В руку его вошел ствол винтовки, гладкий и приятно прохладный. Платон ладонью зажал его возле мушки и потянул к себе, везя прикладом по земле. Он глядел не отрываясь на телеги, уходящие в степь, на багровые клубы пыли и на женскую фигурку в белом платке, бредущую у задней арбы. Она шла легко, но неровно, как пьяная; платок, спустившийся на спину, бился на легком степном ветру и похож был на крылья бабочки, той, что он раздавил в амбаре. Платон вскинул винтовку, рукой ощупал затвор, и сухой, безрадостный, бесплодный восторг сошел на его душу. Небо, пыльный шлях, сонные крылья ветряков, вся земля, божья вотчина, вдруг обесцветилась для него, потеряла цвет и рельеф и стала плоской, как картинка, и на этой картинке ему четко стала видна каждая черточка, каждый завиток. Жизнь выцвела и остановилась, и только один он, Платон, дышал и двигался в ней, и горел сухим восторгом отчаяния. Локтем левой руки он оперся о поперечную жердь тына, установил в руке винтовку и впалой коричневой щекой прижался к ложу. Тогда перед сощуренным глазом его на конце дула появилась белая фигурка Ольги, будто бабочка села на ствол и мягко помахивала белыми крылышками. Потом белое пятно платка надвинулось на самый глаз, будто вошло в зрачок и затопило его. Платон дернул спуск. Плечо его заныло. Звук выстрела на дворе расколол его душу. Он бросил винтовку о землю и, не глядя на стариков, твердым, бессердечным, машинным шагом пошел в глубь сада, задевая головой за ветви яблонь — яблоки били его по высокому лбу.
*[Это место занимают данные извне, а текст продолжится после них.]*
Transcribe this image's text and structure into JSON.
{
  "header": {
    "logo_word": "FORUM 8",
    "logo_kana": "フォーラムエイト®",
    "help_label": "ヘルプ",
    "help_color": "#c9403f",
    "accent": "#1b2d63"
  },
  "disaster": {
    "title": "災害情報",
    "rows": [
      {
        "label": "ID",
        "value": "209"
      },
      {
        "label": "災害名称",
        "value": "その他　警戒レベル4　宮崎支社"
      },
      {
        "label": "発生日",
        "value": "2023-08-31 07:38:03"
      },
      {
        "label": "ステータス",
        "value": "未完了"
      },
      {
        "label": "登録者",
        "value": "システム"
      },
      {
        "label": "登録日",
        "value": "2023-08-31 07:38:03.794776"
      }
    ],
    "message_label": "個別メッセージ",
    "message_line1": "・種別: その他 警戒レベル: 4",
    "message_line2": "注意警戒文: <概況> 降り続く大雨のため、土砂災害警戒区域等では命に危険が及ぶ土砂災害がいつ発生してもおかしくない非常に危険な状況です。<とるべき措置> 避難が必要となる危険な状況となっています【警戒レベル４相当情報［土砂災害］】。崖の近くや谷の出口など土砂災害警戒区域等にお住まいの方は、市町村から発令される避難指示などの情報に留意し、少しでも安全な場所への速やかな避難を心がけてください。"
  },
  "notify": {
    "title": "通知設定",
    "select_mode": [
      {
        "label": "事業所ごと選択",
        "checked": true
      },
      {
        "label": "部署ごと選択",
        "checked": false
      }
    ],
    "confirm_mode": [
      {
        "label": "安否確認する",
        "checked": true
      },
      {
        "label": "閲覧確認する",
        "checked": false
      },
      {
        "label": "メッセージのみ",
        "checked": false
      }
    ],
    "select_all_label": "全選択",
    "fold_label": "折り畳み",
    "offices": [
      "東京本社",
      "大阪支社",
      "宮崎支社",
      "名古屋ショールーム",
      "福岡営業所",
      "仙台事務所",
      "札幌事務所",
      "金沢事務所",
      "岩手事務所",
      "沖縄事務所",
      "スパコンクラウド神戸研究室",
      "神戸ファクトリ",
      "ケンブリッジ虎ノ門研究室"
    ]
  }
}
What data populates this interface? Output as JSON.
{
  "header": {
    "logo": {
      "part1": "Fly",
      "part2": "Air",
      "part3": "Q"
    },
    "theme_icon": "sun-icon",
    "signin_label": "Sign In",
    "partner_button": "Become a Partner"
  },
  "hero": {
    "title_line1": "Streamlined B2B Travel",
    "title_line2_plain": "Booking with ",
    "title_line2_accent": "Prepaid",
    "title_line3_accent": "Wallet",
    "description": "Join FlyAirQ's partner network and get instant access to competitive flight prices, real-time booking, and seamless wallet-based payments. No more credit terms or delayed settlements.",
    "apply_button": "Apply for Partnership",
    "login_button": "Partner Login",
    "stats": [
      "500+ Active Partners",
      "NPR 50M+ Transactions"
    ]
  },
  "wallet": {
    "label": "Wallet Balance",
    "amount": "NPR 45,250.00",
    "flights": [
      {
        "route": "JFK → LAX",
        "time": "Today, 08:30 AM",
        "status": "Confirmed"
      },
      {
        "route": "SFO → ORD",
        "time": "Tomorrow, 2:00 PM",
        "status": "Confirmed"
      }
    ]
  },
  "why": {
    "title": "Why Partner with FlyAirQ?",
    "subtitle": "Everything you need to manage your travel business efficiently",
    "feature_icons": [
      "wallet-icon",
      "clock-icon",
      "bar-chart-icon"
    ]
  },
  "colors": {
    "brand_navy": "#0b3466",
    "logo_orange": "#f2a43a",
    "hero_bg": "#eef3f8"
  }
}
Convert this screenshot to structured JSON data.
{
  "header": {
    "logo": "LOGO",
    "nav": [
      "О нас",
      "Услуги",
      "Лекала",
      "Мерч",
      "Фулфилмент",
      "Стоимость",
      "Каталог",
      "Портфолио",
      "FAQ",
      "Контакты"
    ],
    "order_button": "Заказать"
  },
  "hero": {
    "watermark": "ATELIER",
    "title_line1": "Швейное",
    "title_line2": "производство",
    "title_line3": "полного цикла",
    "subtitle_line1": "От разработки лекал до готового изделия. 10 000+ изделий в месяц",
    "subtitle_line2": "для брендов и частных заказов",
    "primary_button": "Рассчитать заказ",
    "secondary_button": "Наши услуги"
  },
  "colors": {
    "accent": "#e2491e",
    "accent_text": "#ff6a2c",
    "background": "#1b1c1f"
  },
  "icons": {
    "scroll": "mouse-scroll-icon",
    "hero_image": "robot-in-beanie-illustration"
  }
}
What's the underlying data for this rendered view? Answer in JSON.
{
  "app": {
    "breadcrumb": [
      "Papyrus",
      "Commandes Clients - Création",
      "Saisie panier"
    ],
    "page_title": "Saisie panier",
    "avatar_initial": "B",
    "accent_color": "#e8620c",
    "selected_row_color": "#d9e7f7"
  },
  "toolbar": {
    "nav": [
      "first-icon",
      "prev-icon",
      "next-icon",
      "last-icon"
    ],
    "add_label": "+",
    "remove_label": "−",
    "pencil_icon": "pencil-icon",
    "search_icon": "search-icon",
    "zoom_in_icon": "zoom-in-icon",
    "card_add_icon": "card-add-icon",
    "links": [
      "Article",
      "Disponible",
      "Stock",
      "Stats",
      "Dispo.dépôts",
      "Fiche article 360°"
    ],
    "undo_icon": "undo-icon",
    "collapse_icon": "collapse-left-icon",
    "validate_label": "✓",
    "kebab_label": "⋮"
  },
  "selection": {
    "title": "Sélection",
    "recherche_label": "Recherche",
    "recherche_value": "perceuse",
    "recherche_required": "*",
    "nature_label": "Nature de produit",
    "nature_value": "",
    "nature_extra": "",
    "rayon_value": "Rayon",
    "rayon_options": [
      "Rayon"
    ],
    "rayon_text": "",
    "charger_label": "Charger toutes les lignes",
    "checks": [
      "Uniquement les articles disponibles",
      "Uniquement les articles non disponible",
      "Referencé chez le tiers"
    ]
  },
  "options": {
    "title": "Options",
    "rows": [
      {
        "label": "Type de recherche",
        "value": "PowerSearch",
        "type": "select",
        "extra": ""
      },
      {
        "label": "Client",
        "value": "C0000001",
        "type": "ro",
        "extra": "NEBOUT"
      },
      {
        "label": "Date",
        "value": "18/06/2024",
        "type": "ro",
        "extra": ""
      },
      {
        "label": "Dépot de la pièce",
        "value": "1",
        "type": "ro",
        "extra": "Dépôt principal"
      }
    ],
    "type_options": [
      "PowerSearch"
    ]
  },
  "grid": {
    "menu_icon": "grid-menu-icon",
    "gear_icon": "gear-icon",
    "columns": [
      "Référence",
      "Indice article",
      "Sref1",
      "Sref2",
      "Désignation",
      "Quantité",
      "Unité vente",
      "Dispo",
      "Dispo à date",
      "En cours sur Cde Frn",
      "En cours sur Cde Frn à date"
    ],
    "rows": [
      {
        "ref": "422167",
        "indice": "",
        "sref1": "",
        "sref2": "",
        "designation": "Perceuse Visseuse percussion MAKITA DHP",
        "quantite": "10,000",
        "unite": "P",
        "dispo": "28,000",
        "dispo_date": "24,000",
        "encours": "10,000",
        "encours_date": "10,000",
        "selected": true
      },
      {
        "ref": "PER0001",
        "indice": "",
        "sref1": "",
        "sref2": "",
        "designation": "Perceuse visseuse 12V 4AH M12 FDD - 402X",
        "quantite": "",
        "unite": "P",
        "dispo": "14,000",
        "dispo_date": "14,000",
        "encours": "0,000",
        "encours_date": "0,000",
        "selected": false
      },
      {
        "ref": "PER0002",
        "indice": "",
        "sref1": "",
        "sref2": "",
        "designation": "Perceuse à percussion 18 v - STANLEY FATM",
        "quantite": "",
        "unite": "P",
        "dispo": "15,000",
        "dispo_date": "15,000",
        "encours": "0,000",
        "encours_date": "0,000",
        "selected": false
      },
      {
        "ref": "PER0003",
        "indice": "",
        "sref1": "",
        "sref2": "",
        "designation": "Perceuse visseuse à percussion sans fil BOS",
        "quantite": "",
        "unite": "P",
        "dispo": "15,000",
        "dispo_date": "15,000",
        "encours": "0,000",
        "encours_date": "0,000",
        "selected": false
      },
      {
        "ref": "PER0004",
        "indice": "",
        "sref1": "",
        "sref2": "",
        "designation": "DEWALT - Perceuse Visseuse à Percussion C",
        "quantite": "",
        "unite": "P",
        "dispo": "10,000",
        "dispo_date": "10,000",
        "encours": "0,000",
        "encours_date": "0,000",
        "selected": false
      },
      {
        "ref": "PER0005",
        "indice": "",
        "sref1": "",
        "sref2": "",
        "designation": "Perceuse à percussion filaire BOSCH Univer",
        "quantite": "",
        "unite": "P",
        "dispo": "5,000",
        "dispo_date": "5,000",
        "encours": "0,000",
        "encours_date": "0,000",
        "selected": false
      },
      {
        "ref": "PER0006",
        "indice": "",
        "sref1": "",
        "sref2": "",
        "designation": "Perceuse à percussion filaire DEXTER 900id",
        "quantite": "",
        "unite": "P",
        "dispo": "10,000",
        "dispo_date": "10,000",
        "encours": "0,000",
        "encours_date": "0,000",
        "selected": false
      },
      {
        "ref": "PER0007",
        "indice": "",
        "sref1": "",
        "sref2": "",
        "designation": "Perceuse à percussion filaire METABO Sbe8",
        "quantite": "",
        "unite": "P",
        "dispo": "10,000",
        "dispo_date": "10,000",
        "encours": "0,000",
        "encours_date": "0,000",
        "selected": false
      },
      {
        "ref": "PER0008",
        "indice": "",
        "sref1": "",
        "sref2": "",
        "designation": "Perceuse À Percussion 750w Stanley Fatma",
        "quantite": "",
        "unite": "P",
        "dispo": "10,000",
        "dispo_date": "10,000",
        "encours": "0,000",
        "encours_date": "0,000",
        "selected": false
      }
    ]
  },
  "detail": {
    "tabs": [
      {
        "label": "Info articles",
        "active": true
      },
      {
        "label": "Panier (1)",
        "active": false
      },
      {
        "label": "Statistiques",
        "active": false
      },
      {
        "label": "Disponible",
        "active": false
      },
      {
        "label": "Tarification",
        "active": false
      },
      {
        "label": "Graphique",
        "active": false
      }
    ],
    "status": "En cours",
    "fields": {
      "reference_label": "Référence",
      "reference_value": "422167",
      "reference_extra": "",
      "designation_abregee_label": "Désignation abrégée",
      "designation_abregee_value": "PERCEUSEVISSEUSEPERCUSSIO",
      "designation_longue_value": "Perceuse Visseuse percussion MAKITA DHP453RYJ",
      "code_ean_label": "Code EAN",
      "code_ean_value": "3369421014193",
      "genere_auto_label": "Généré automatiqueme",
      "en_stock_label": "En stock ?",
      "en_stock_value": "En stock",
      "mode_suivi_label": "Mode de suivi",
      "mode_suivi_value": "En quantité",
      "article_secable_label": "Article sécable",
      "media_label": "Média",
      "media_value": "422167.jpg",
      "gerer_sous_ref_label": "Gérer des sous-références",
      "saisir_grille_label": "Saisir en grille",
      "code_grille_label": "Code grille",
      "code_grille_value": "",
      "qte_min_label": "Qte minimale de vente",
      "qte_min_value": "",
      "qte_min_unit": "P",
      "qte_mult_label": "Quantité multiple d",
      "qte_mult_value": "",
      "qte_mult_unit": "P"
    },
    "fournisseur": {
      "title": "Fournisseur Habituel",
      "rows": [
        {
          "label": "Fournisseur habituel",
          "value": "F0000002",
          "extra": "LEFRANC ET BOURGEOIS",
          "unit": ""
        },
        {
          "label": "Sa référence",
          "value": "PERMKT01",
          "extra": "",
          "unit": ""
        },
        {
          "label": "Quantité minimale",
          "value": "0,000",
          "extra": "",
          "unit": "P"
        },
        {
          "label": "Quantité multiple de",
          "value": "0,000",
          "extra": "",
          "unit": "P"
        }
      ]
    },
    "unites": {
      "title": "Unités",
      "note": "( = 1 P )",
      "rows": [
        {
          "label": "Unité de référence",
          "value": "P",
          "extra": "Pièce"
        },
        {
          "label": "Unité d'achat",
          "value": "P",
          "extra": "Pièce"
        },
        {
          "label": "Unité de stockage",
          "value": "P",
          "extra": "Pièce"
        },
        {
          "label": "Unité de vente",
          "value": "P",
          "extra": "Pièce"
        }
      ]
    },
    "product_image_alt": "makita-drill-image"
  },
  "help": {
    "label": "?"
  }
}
Пуля пропела высоко над головой Ольги, и, не поняв ее песни, Ольга не подняла головы.
Она шла в хвосте обоза, держа за руку чужого казачонка в тряпичной шапке и мужской вылинялой рубахе. Рядом на арбе, ныряющей в лад ходу лошади, сидел древний старик, тот, что помешался в походе; он держал Ольгиного гуся на своих остреньких, сухих коленках, глядевших в прорехи его портов. Гусь кричал, старик ладонью зажимал ему клюв и, показывая белые десны, смеялся, как ребенок.
— Шадись, молодка, к штарику, — сипел он сквозь смех, — отшюда мне видать обетованную землю!
— Молчи уж, древний, — тихо говорила Ольга и все заглядывала, нагибаясь на ходу, в ясные глаза казачонка.
— Придем вшем народом, разляжемся на обетованной земле, — сипел старик, — а бог шидит на ней, рожа кратная, одежда царшкая. Што ты шкажешь? Повелит он нам: «Пошли взад, вшивый народ!» Што ты шкажешь? «Я, грит, чиштого народу кликал на обетованную землю — генералов и тузов, помещиков, родных моих племяшей на земле, — одну чиштую птицу. А вы, народ, — птица нечиштая, провались, народ, развейся прахом, дымом беги от глаз моих!» Што ты шкажешь? Тогда подходит к нему начальник Ковтюх, р-раз ему в шытую харю, глянь-поглянь, а бога-то нет, одни черепки, и все шлавно.
— Не богохуль, — сказала Ольга, — тебе помирать скоро.
— Да я ж ужо помер, ужо на той ли переправе, где не дали мне хлеба, — серьезно ответил старик, и улыбка сбежала с его черствых губ. — Один дух мой ш вами. Што ты шкажешь?! Не шледовало мне перед шмертью читать противобожных брошур. Без этого брошура я, хрен тебя ешь, может, встрел бы Суса Христа, а так на небе ни души нет.
— И коли тебя угомон возьмет? — сердито сказал казачонок, поглядел на дедовы коленки, сплюнул, потом поглядел в лицо Ольги.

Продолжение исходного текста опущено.